Guardaron silencio cuando un bañista entró en el vestuario, silbando a todo pulmón y al parecer solo. Enseguida entró más gente detrás de él, discutiendo sobre a qué burdel dirigirse al salir de allí. Ash se agachó para escudriñar por debajo de la puerta del cubículo.
—Escuchadme —dijo cuando se enderezó de nuevo en el banco—. Saldremos con ellos. Si nos abordan fuera, huid mientras yo intento entretenerlos. Nico sabe adónde ir.
—¿Ah, sí?
—Id a la pensión, Nico. Dirigíos a los muelles orientales y una vez allí cualquiera sabrá indicaros.

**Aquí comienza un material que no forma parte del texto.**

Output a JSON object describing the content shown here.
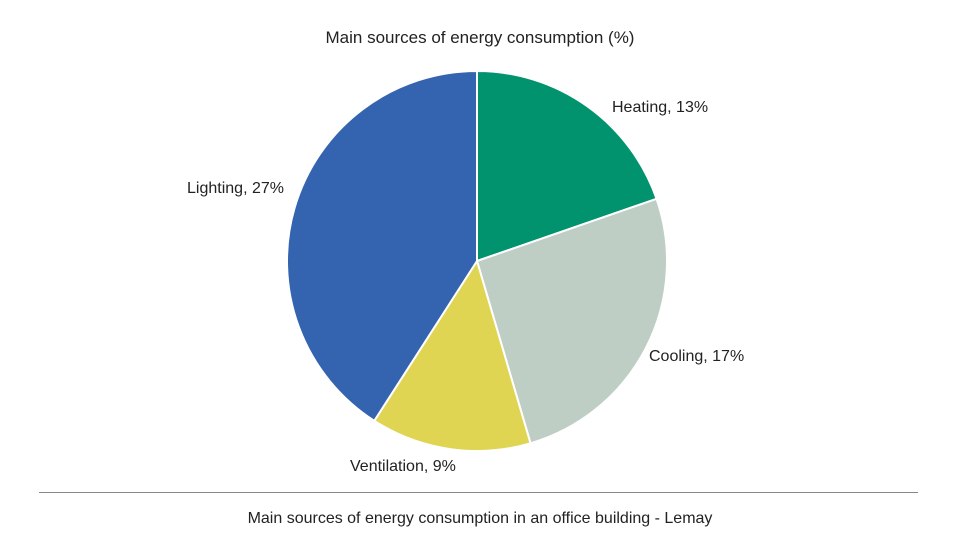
{
  "chart_data": {
    "type": "pie",
    "title": "Main sources of energy consumption (%)",
    "slices": [
      {
        "label": "Heating, 13%",
        "value": 13,
        "color": "#00936e"
      },
      {
        "label": "Cooling, 17%",
        "value": 17,
        "color": "#bfcec5"
      },
      {
        "label": "Ventilation, 9%",
        "value": 9,
        "color": "#e0d552"
      },
      {
        "label": "Lighting, 27%",
        "value": 27,
        "color": "#3464b0"
      }
    ],
    "start": "top",
    "direction": "clockwise"
  },
  "caption": "Main sources of energy consumption in an office building - Lemay"
}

Esperaron unos segundos, hasta que Ash les hizo una señal y los tres se cubrieron la cabeza con la capucha y se deslizaron fuera del vestidor, en la estela de los hombres que se dirigían hacia la calle. La noche ya se había instalado, pero al menos había cesado la lluvia. Casi de inmediato giraron y echaron a andar con aparente normalidad en el sentido opuesto al que tomaba el grupo que habían seguido.
Nico notaba los ojos que los observaban desde sus escondrijos; si bien no podía afirmar que la sensación realmente fuera fruto de su intuición. Serése empezó a hablar, ya fuera por puro nerviosismo o intencionadamente para corroborar su imagen de gente corriente. Sus palabras sonaban de un modo extraño en aquella calle tenebrosa apenas iluminada por las farolas de gas.

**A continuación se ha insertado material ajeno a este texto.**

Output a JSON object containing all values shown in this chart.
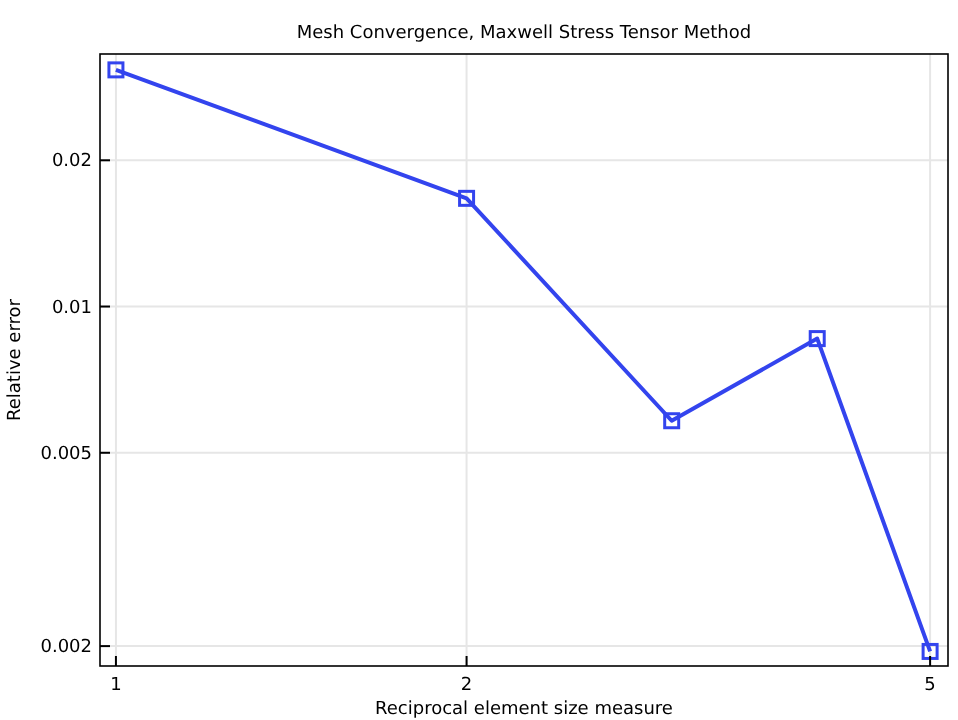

—Te llamabas Nico, ¿verdad?
—Sí. ¡Vaya, te acuerdas!
—Significa «astuto» en la lengua antigua, ¿no?
Nico tragó saliva; se le había secado la garganta mientras escrutaba una puerta penumbrosa que dejaban a su izquierda. Musitó que sí.
—¿Y lo eres?
—¿Si soy qué? —Habría jurado que acababa de ver cómo se movía una sombra.
—Astuto. ¿Eres capaz de desentrañar lo que esconde la gente?

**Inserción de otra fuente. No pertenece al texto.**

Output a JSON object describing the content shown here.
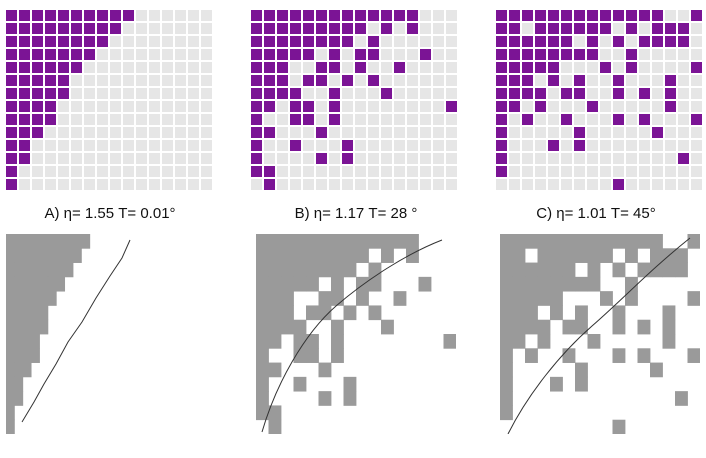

—Eso me hizo creer mi madre. —Nico seguía examinando los alrededores con la cabeza oculta en la capucha, pugnando por no volverse atrás.
Ash pareció advertir su zozobra.
—No mires atrás —masculló entre dientes—. Continúa parloteando.
Nico hizo lo que pudo para retomar la conversación.
Les llegó el ruido de unas pisadas que cruzaban un charco a su espalda justo cuando Serése separaba los labios para hablar.
—Nos siguen —susurró la muchacha, cambiando sobre la marcha la frase que estaba a punto de salir de su boca.